100X players were always a part of the conversation when discussing some of the best performers at this year’s Scouting Grounds. Yeon proved himself as one of the most consistent bot laners at the tournament (he even likened his own play to Damwon Gaming’s Ghost) and won it all alongside Nxi, who was crowned MVP of the entire event. Auto achieved third place after only having played support in a competitive setting for a few months and showcased his ability to call shotcall and set up for plays in his comms. Copy established himself as one of the hottest amateur mid lane prospects in the region and went undefeated with Team Infernal before losing in the Scouting Grounds finals against Team Ocean.

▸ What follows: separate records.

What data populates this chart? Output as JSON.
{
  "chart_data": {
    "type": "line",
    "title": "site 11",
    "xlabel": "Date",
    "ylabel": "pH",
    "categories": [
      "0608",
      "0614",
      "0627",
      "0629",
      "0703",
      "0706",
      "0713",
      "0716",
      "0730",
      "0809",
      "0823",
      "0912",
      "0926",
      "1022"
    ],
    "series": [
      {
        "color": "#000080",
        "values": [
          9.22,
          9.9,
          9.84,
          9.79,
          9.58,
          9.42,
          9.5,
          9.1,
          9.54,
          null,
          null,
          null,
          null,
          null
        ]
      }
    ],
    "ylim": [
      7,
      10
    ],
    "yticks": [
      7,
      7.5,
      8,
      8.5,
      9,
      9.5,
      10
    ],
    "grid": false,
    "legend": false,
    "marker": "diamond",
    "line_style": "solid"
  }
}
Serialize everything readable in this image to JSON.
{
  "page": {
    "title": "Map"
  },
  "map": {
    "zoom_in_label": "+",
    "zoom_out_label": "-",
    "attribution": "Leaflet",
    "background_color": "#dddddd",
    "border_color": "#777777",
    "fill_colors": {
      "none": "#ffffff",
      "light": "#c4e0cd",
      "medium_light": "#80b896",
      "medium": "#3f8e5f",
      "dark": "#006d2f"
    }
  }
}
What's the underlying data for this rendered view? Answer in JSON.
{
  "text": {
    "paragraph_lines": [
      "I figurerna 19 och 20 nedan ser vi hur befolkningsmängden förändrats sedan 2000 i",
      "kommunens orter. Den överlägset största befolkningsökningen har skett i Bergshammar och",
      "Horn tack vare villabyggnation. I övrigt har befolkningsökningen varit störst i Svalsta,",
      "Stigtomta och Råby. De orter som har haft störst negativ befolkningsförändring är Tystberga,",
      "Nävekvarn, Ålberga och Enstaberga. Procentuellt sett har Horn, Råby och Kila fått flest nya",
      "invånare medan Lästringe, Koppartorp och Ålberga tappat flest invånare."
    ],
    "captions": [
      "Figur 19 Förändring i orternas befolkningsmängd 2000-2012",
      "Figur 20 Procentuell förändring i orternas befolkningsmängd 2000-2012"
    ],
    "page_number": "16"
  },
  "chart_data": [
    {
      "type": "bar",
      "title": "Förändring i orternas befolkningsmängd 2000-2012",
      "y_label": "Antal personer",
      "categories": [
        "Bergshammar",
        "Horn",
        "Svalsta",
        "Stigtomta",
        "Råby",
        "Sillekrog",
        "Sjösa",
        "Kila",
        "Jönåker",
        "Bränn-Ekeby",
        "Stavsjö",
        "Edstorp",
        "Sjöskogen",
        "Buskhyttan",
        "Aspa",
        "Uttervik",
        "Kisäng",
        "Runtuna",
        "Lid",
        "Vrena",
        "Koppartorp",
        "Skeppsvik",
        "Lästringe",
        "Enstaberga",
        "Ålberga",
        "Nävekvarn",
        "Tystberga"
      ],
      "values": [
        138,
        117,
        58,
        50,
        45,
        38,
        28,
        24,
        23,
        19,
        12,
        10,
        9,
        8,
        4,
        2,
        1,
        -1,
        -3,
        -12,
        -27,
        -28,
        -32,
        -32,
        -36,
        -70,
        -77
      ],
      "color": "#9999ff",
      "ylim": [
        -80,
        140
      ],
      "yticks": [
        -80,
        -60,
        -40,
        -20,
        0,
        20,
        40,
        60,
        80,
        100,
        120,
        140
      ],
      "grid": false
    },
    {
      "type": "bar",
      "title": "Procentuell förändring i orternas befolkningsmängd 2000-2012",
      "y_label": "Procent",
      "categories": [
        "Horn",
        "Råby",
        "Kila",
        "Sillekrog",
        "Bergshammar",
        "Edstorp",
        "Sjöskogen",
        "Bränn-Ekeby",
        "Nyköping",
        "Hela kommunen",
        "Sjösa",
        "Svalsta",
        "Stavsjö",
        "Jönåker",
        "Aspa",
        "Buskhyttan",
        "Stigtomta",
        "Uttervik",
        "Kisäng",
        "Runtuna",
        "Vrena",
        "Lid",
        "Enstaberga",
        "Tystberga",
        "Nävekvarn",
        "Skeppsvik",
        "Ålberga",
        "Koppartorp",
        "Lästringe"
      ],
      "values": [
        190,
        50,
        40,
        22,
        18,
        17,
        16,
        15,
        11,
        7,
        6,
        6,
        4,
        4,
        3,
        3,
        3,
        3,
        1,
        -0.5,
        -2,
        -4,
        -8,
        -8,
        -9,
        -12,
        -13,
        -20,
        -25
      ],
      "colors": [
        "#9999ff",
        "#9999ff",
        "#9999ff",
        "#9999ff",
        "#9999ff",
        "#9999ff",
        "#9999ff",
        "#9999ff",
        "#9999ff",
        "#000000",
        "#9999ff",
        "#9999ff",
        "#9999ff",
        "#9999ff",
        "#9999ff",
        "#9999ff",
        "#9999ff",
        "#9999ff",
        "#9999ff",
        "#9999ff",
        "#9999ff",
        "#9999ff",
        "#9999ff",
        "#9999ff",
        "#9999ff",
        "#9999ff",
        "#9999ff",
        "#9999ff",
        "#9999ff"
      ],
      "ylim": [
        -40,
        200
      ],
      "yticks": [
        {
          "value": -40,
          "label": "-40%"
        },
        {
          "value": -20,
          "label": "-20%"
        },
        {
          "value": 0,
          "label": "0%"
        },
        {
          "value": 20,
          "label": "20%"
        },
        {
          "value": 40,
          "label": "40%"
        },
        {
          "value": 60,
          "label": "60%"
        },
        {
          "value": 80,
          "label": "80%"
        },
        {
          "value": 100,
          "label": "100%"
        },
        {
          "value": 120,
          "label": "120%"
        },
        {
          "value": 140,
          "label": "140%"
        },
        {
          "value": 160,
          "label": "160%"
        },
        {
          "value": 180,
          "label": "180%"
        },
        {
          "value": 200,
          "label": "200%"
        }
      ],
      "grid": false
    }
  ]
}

Their performance is further proof that one of the NA amateur scene’s greatest fallbacks has always been a lack of proper infrastructure for players. Riot aims to fix this with the upcoming changes to the Academy system and new LCS Proving Grounds tournament, and something tells me that future 100X classes will stand out in those events as well when the time comes.


The biggest difference between 100 Next and TSM Junior is that 100X was competing all year in FACEIT’s Scouting Grounds Circuit (where they finished in second place) while giving some of their players a shot in Academy and even the LCS. For them, achieving these results within their first year is a testament to their commitment in following through on creating a hands-on program and elevating the amateur ecosystem.

100 Thieves is doubling down on a holistic approach to amateur. Their example is a demonstration that hoarding the best young players isn’t enough; it’s crucial that teams looking to invest in amateur remain focused on long-term development.

“I think for us it’s a lot about fine-tuning our program and actually delivering on a developmental promise rather than using it as a buzzword,” PapaSmithy said.

If what we’ve seen so far from the program has taught us anything, it’s that we may be hearing about them a lot over the course of next year.